Missing links letter for residents


In the upcoming budget adjustment discussions, I urge you not to cut funding for active-transportation projects, and, in particular, to carry through with the Urban Planning Committee’s June 2019 recommendation to spend $10 million to fill in missing sidewalk connections.

Sidewalks are one of the most essential pieces of low-carbon infrastructure a city needs and should invest in. Sidewalks are the entry point to experiencing any city, and make up some portion of most urban trips. In fact, in an urban environment, I believe safe, accessible walking routes are a human right.

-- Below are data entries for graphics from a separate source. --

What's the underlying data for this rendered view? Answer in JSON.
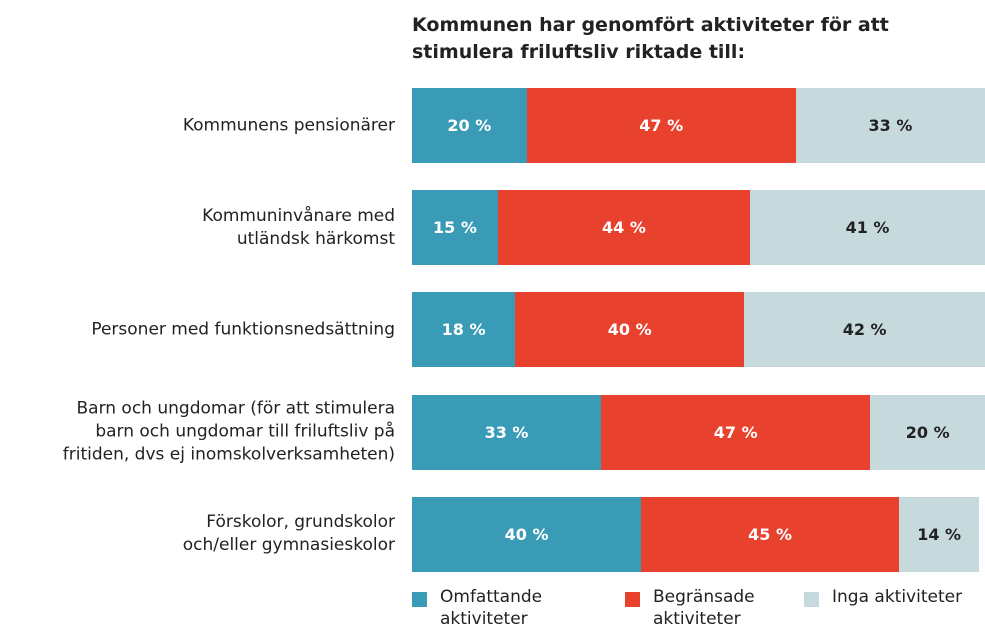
{
  "chart_data": {
    "type": "stacked-bar-horizontal",
    "title": "Kommunen har genomfört aktiviteter för att\nstimulera friluftsliv riktade till:",
    "categories": [
      "Kommunens pensionärer",
      "Kommuninvånare med\nutländsk härkomst",
      "Personer med funktionsnedsättning",
      "Barn och ungdomar (för att stimulera\nbarn och ungdomar till friluftsliv på\nfritiden, dvs ej inomskolverksamheten)",
      "Förskolor, grundskolor\noch/eller gymnasieskolor"
    ],
    "xlim": [
      0,
      100
    ],
    "series": [
      {
        "name": "Omfattande\naktiviteter",
        "color": "#3a9bb6",
        "text_color": "#ffffff",
        "values": [
          20,
          15,
          18,
          33,
          40
        ],
        "value_labels": [
          "20 %",
          "15 %",
          "18 %",
          "33 %",
          "40 %"
        ]
      },
      {
        "name": "Begränsade\naktiviteter",
        "color": "#e8422f",
        "text_color": "#ffffff",
        "values": [
          47,
          44,
          40,
          47,
          45
        ],
        "value_labels": [
          "47 %",
          "44 %",
          "40 %",
          "47 %",
          "45 %"
        ]
      },
      {
        "name": "Inga aktiviteter",
        "color": "#c6dade",
        "text_color": "#222222",
        "values": [
          33,
          41,
          42,
          20,
          14
        ],
        "value_labels": [
          "33 %",
          "41 %",
          "42 %",
          "20 %",
          "14 %"
        ]
      }
    ],
    "legend": "bottom"
  }
}
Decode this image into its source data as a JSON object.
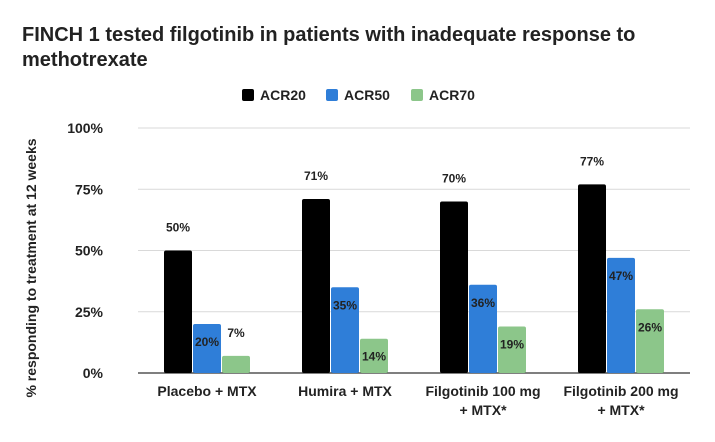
{
  "chart_data": {
    "type": "bar",
    "title_lines": [
      "FINCH 1 tested filgotinib in patients with inadequate response to",
      "methotrexate"
    ],
    "ylabel": "% responding to treatment at 12 weeks",
    "xlabel": "",
    "ylim": [
      0,
      100
    ],
    "yticks": [
      {
        "value": 0,
        "label": "0%"
      },
      {
        "value": 25,
        "label": "25%"
      },
      {
        "value": 50,
        "label": "50%"
      },
      {
        "value": 75,
        "label": "75%"
      },
      {
        "value": 100,
        "label": "100%"
      }
    ],
    "grid": true,
    "legend_position": "top",
    "categories": [
      [
        "Placebo + MTX"
      ],
      [
        "Humira + MTX"
      ],
      [
        "Filgotinib 100 mg",
        "+ MTX*"
      ],
      [
        "Filgotinib 200 mg",
        "+ MTX*"
      ]
    ],
    "series": [
      {
        "name": "ACR20",
        "color": "#000000",
        "values": [
          50,
          71,
          70,
          77
        ],
        "labels": [
          "50%",
          "71%",
          "70%",
          "77%"
        ],
        "label_inside": false
      },
      {
        "name": "ACR50",
        "color": "#2f7ed8",
        "values": [
          20,
          35,
          36,
          47
        ],
        "labels": [
          "20%",
          "35%",
          "36%",
          "47%"
        ],
        "label_inside": true
      },
      {
        "name": "ACR70",
        "color": "#8cc68a",
        "values": [
          7,
          14,
          19,
          26
        ],
        "labels": [
          "7%",
          "14%",
          "19%",
          "26%"
        ],
        "label_inside": "auto"
      }
    ]
  }
}
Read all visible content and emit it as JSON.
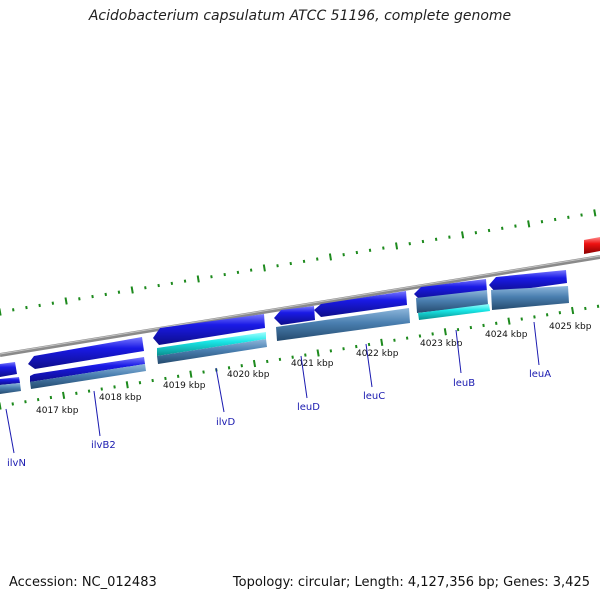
{
  "title": "Acidobacterium capsulatum ATCC 51196, complete genome",
  "footer": {
    "accession": "Accession: NC_012483",
    "topology": "Topology: circular; Length: 4,127,356 bp; Genes: 3,425"
  },
  "colors": {
    "backbone": "#8a8a8a",
    "gene_blue": "#1a1ae6",
    "gene_cyan": "#19e6e6",
    "gene_red": "#ee1111",
    "steel": "#4a7fb0",
    "tick_green": "#1d8a1d",
    "label_blue": "#1a1ab0"
  },
  "kbp_labels": [
    "4017 kbp",
    "4018 kbp",
    "4019 kbp",
    "4020 kbp",
    "4021 kbp",
    "4022 kbp",
    "4023 kbp",
    "4024 kbp",
    "4025 kbp"
  ],
  "genes": [
    "ilvN",
    "ilvB2",
    "ilvD",
    "leuD",
    "leuC",
    "leuB",
    "leuA"
  ]
}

But our city sidewalk networks, currently, are plagued by missing links–often small stretches that make continuous pedestrian routes challenging, inaccessible, and even unsafe. Such missing links are incredibly frustrating for pedestrians. People travelling on foot are made to feel like they are second-class citizens. Every missing connection beside a roadway sends the message that vehicles come first; pedestrians come second. And that sidewalks are seen as concrete accessories–nice, where you can find them–rather than as essential connected networks for actively getting around our city.

I know you need to cut things from the budget. But don’t cut this. The price tag for fixing these missing sidewalk connections is relatively small and the benefit is big, especially for some of Edmonton’s most vulnerable citizens, for whom walking is the only option for getting around.

Fixing the missing sidewalk connections is a low-cost, high-benefit proposition that show Edmontonians that the city cares about local connections and is taking action to build a more sustainable, low-carbon city.